New York, Las Vegas, and the Tanner Building
PROVO, Utah – Aug 01, 2022 – With a background in fashion merchandising, Andrea Farrell used to travel to places such as Las Vegas, New York, and Guangzhou, China, for her day job. Now, as the financial manager for the Rollins Center for Entrepreneurship & Technology at the BYU Marriott School of Business, she spends most of her workdays in room 470 of the Tanner Building. Although Farrell has momentarily put business travel to rest, she’s found a job she loves, where she gets to see students realize their entrepreneurial dreams.
As a 1990 BYU graduate in fashion merchandising, Farrell worked for a start-up children’s dress-up company where she attended trade shows in New York and Las Vegas regularly and traveled to China on a factory sourcing and product inspection trip.

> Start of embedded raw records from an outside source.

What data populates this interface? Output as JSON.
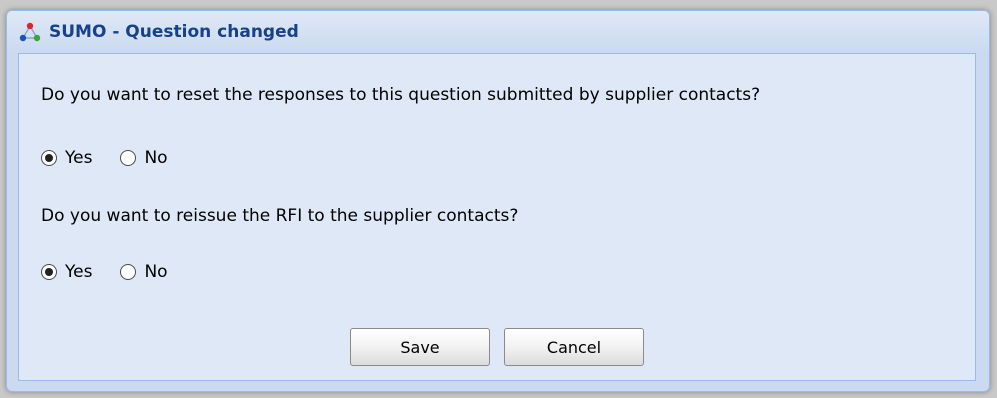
{
  "dialog": {
    "title": "SUMO - Question changed",
    "icon": "sumo-logo-icon",
    "accent_color": "#15428b",
    "questions": [
      {
        "text": "Do you want to reset the responses to this question submitted by supplier contacts?",
        "options": [
          {
            "label": "Yes",
            "selected": true
          },
          {
            "label": "No",
            "selected": false
          }
        ]
      },
      {
        "text": "Do you want to reissue the RFI to the supplier contacts?",
        "options": [
          {
            "label": "Yes",
            "selected": true
          },
          {
            "label": "No",
            "selected": false
          }
        ]
      }
    ],
    "buttons": {
      "save_label": "Save",
      "cancel_label": "Cancel"
    }
  }
}
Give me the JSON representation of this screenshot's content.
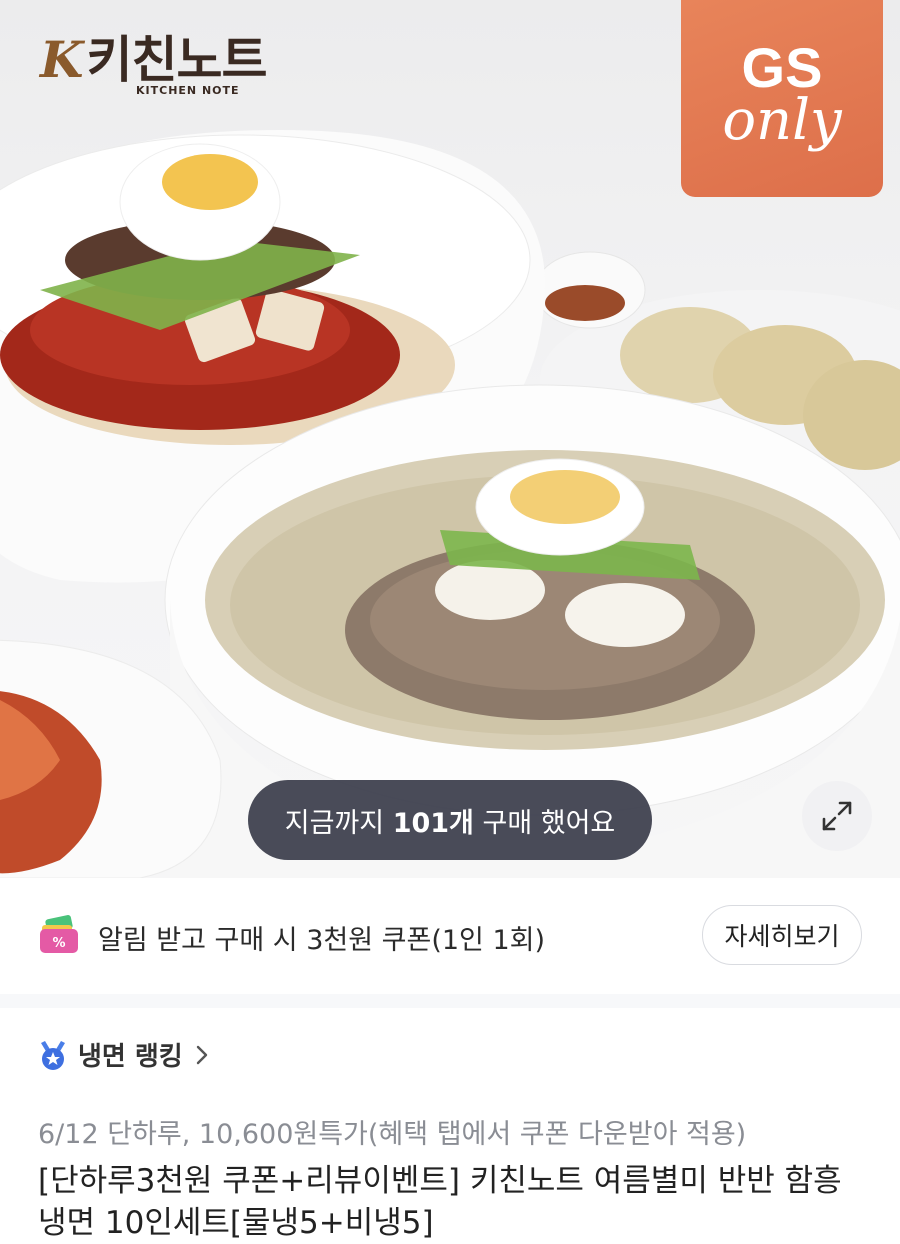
{
  "brand": {
    "name": "키친노트",
    "subtitle": "KITCHEN NOTE",
    "k_mark": "K"
  },
  "badge": {
    "line1": "GS",
    "line2": "only"
  },
  "purchase": {
    "prefix": "지금까지 ",
    "count": "101개",
    "suffix": " 구매 했어요"
  },
  "icons": {
    "expand": "expand-icon",
    "coupon": "coupon-wallet-icon",
    "ranking": "medal-icon",
    "chevron": "chevron-right-icon"
  },
  "coupon": {
    "text": "알림 받고 구매 시 3천원 쿠폰(1인 1회)",
    "detail_button": "자세히보기"
  },
  "ranking": {
    "label": "냉면 랭킹"
  },
  "product": {
    "promo": "6/12 단하루, 10,600원특가(혜택 탭에서 쿠폰 다운받아 적용)",
    "title": "[단하루3천원 쿠폰+리뷰이벤트] 키친노트 여름별미 반반 함흥냉면 10인세트[물냉5+비냉5]"
  },
  "colors": {
    "badge_bg": "#e07a52",
    "pill_bg": "#3a3c4a",
    "brand_text": "#3a2a22",
    "promo_text": "#8a8d94"
  }
}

After four years of working with this company, Farrell decided to pivot to opportunities which kept her closer to home. When her three older children had graduated high school and she just had her youngest son at home, Farrell had more free time than usual. “My youngest was busy with friends, sports, and school,” Farrell recalls. “I found that I had mornings mostly free and ended up looking online for a part-time job that would allow me to be home when my son returned from school.” Farrell, who had picked up some accounting expertise from her CPA husband while helping him with some clients, decided to apply for and was hired as an accounts payable specialist at UVU.

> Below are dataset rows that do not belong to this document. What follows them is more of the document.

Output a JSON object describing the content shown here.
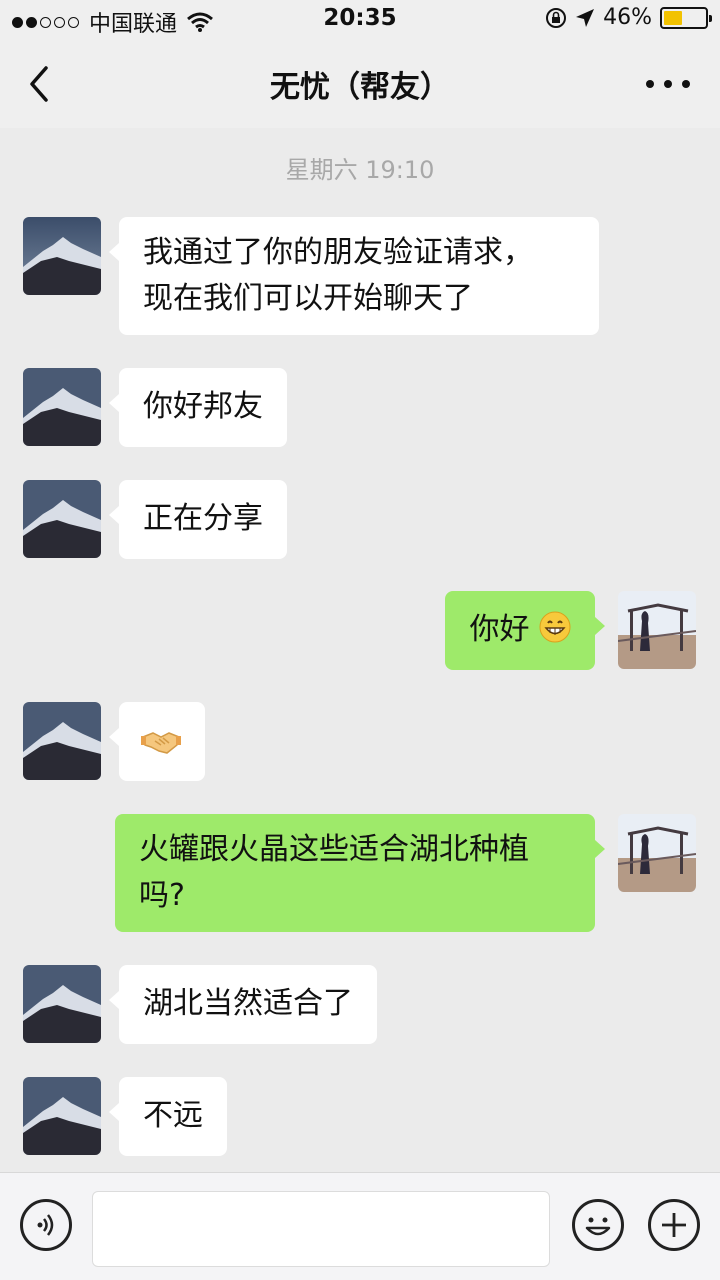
{
  "status_bar": {
    "carrier": "中国联通",
    "time": "20:35",
    "battery_percent": "46%",
    "battery_level": 0.46,
    "signal_bars": 2,
    "icons": [
      "wifi-icon",
      "orientation-lock-icon",
      "location-arrow-icon",
      "battery-icon"
    ]
  },
  "nav": {
    "title": "无忧（帮友）",
    "back_icon": "chevron-left-icon",
    "more_icon": "more-dots-icon"
  },
  "timestamp": "星期六 19:10",
  "messages": [
    {
      "from": "other",
      "lines": [
        "我通过了你的朋友验证请求，",
        "现在我们可以开始聊天了"
      ]
    },
    {
      "from": "other",
      "lines": [
        "你好邦友"
      ]
    },
    {
      "from": "other",
      "lines": [
        "正在分享"
      ]
    },
    {
      "from": "me",
      "lines": [
        "你好"
      ],
      "emoji": "grinning-face-emoji"
    },
    {
      "from": "other",
      "lines": [],
      "emoji": "handshake-emoji"
    },
    {
      "from": "me",
      "lines": [
        "火罐跟火晶这些适合湖北种植",
        "吗?"
      ]
    },
    {
      "from": "other",
      "lines": [
        "湖北当然适合了"
      ]
    },
    {
      "from": "other",
      "lines": [
        "不远"
      ]
    }
  ],
  "input_bar": {
    "placeholder": "",
    "voice_icon": "voice-icon",
    "emoji_icon": "emoji-icon",
    "plus_icon": "plus-icon"
  },
  "colors": {
    "background": "#ebebeb",
    "incoming_bubble": "#ffffff",
    "outgoing_bubble": "#9eea6a",
    "battery": "#f2c200"
  }
}
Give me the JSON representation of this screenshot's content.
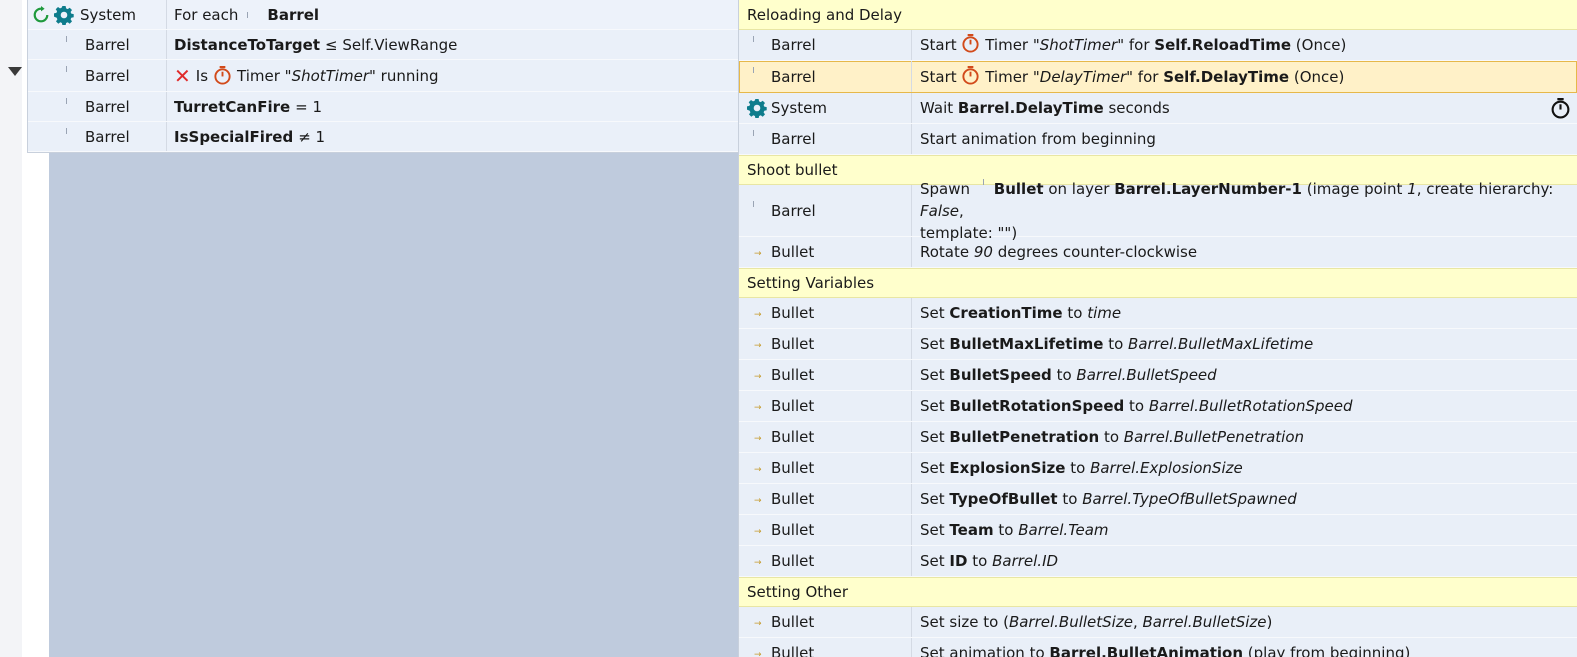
{
  "event": {
    "conditions": [
      {
        "object": "System",
        "prefix": "For each",
        "bold": "Barrel",
        "rest": ""
      },
      {
        "object": "Barrel",
        "bold": "DistanceToTarget",
        "rest": "≤ Self.ViewRange"
      },
      {
        "object": "Barrel",
        "pre1": "Is",
        "pre2": "Timer \"",
        "italic": "ShotTimer",
        "rest": "\" running"
      },
      {
        "object": "Barrel",
        "bold": "TurretCanFire",
        "rest": "= 1"
      },
      {
        "object": "Barrel",
        "bold": "IsSpecialFired",
        "rest": "≠ 1"
      }
    ]
  },
  "actions": {
    "comments": {
      "reload": "Reloading and Delay",
      "shoot": "Shoot bullet",
      "vars": "Setting Variables",
      "other": "Setting Other"
    },
    "reload": [
      {
        "object": "Barrel",
        "t1": "Start",
        "t2": "Timer \"",
        "it": "ShotTimer",
        "t3": "\" for",
        "b": "Self.ReloadTime",
        "t4": "(Once)"
      },
      {
        "object": "Barrel",
        "t1": "Start",
        "t2": "Timer \"",
        "it": "DelayTimer",
        "t3": "\" for",
        "b": "Self.DelayTime",
        "t4": "(Once)"
      },
      {
        "object": "System",
        "t1": "Wait",
        "b": "Barrel.DelayTime",
        "t4": "seconds"
      },
      {
        "object": "Barrel",
        "t1": "Start animation from beginning"
      }
    ],
    "shoot": [
      {
        "object": "Barrel",
        "t1": "Spawn",
        "b1": "Bullet",
        "t2": "on layer",
        "b2": "Barrel.LayerNumber-1",
        "t3": "(image point",
        "i1": "1",
        "t4": ", create hierarchy:",
        "i2": "False",
        "t5": ",",
        "t6": "template: \"\")"
      },
      {
        "object": "Bullet",
        "t1": "Rotate",
        "i1": "90",
        "t2": "degrees counter-clockwise"
      }
    ],
    "vars": [
      {
        "object": "Bullet",
        "label": "Set",
        "name": "CreationTime",
        "to": "to",
        "value": "time"
      },
      {
        "object": "Bullet",
        "label": "Set",
        "name": "BulletMaxLifetime",
        "to": "to",
        "value": "Barrel.BulletMaxLifetime"
      },
      {
        "object": "Bullet",
        "label": "Set",
        "name": "BulletSpeed",
        "to": "to",
        "value": "Barrel.BulletSpeed"
      },
      {
        "object": "Bullet",
        "label": "Set",
        "name": "BulletRotationSpeed",
        "to": "to",
        "value": "Barrel.BulletRotationSpeed"
      },
      {
        "object": "Bullet",
        "label": "Set",
        "name": "BulletPenetration",
        "to": "to",
        "value": "Barrel.BulletPenetration"
      },
      {
        "object": "Bullet",
        "label": "Set",
        "name": "ExplosionSize",
        "to": "to",
        "value": "Barrel.ExplosionSize"
      },
      {
        "object": "Bullet",
        "label": "Set",
        "name": "TypeOfBullet",
        "to": "to",
        "value": "Barrel.TypeOfBulletSpawned"
      },
      {
        "object": "Bullet",
        "label": "Set",
        "name": "Team",
        "to": "to",
        "value": "Barrel.Team"
      },
      {
        "object": "Bullet",
        "label": "Set",
        "name": "ID",
        "to": "to",
        "value": "Barrel.ID"
      }
    ],
    "other": [
      {
        "object": "Bullet",
        "t1": "Set size to (",
        "i1": "Barrel.BulletSize",
        "t2": ",",
        "i2": "Barrel.BulletSize",
        "t3": ")"
      },
      {
        "object": "Bullet",
        "t1": "Set animation to",
        "b": "Barrel.BulletAnimation",
        "t2": "(play from beginning)"
      }
    ]
  },
  "colors": {
    "comment_bg": "#ffffcc",
    "row_bg": "#e9eff8",
    "selected_bg": "#fff1c8",
    "event_body": "#bfcbdd",
    "gear": "#0e7c8c",
    "timer": "#d24a1a",
    "invert_x": "#e02a2a",
    "repeat_icon": "#1f9a3d"
  },
  "icons": [
    "repeat-icon",
    "gear-icon",
    "timer-icon",
    "invert-x-icon",
    "collapse-arrow-icon"
  ]
}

Farrell had no intention of looking for anything different until her daughter, who was browsing BYU job postings for a friend, called. She had stumbled on a job opening for a financial manager at the BYU Rollins Center. Farrell remembers her daughter saying, “Mom, you need to apply for this job.” She decided to trust the suggestion and send in an application. In what Farrell describes as a “meant-to-be-experience,” she was hired by the Rollins Center.
After receiving the job offer, Farrell was onboarded in June 2020 during the beginning months of the COVID-19 pandemic. Although starting a job remotely created a “high learning curve,” Farrell wasn’t deterred, and she loves her new role. “This is an incredible place to be,” she says.

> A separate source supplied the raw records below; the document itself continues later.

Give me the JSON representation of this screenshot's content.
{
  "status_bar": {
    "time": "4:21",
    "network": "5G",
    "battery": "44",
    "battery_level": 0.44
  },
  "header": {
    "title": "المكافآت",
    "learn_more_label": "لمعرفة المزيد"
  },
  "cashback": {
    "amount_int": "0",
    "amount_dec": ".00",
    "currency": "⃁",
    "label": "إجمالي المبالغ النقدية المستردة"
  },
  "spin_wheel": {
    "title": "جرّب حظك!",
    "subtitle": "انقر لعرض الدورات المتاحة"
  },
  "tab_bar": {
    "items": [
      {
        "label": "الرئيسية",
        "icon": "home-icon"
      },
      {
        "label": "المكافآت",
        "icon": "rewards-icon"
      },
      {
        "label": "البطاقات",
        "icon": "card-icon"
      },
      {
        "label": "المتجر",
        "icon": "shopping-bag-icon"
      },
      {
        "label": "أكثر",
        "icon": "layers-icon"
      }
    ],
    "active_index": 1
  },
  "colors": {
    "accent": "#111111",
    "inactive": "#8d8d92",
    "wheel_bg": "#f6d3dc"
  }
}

Farrell spends her time behind the scenes, helping students achieve their goals. “I work frequently with students who win prize money from our competitions, as well as grant recipients,” Farrell says. In addition to helping prize-money and grant awardees, Farrell oversees financial and accounting operations within the Rollins Center and also provides instruction and mentoring for faculty, staff, and students on university financial policies and procedures. She deals generally with “all the funds going through the Center.”
“The Rollins Center is all about being a resource for the students to learn about entrepreneurship,” she says. She encourages entrepreneurial minded students to seek out the Rollins Center for Entrepreneurship and Technology where they can collaborate with others and develop their business ideas through the programs offered here.
"I’m looking forward to fall semester and seeing another wave of students grow as they pursue their educational goals,” Farrell says. She is grateful for BYU Marriott and the opportunities it provides to her personally as well as all those who step on campus.